21.4.07

P.235: Passagem

Palavras bonitas sobre um amor bonito sem palavras. E nem por ser trocadilho é menos verdade. O amor é muitas outras coisas para além da melhor e mais bela definição, a camoniana. E entre elas também este esconjurar dos efeitos da passagem do tempo.
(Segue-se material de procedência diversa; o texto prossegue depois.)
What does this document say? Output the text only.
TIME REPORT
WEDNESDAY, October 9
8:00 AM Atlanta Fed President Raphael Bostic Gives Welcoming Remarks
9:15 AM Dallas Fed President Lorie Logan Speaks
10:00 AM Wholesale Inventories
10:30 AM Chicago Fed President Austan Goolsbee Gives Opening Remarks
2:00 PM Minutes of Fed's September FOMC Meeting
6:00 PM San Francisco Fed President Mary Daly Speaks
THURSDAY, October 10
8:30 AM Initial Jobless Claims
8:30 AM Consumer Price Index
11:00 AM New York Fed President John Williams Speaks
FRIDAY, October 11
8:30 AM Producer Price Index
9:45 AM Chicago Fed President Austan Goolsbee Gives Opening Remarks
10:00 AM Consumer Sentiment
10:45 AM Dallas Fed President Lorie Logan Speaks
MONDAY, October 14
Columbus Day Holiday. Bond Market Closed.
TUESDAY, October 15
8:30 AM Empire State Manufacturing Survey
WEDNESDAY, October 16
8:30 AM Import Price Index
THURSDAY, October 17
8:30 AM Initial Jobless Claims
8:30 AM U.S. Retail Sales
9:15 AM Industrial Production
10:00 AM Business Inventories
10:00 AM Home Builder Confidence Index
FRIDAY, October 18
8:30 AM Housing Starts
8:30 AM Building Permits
«Baltasar não tem espelhos, a não ser estes nossos olhos que o estão vendo a descer o caminho lamacento para a vila, e eles são que lhe dizem, Tens a barba cheia de brancas, Baltasar, tens a testa carregada de rugas, Baltasar, tens encorreado o pescoço, Baltasar, já te descaem os ombros, Baltasar, nem pareces o mesmo homem, Baltasar, mas isto é certamente defeito dos olhos que usamos, porque aí vem justamente uma mulher, e onde nós víamos um homem velho, vê ela um homem novo, o soldado a quem perguntou um dia, Que nome é o seu, ou nem sequer a esse vê, apenas a este homem que desce, sujo, canoso e maneta, Sete-Sóis de alcunha, se a merece tanta canseira, mas é um constante sol para esta mulher não por sempre brilhar, mas por existir tanto, escondido de nuvens, tapado de eclipses, mas vivo, Santo Deus, e abre-lhe braços, quem, abre-os ele a ela, abre-os ela a ele, ambos, são o escândalo da vila de Mafra, agarrarem-se assim um ao outro na praça pública, e com idade de sobra, talvez seja porque nunca tiveram filhos, talvez porque se vejam mais novos do que são, pobres cegos, ou porventura serão estes os únicos seres humanos que como são se vêem, é esse o modo mais difícil de ver, agora que eles estão juntos até os nossos olhos foram capazes de perceber que se tornaram belos».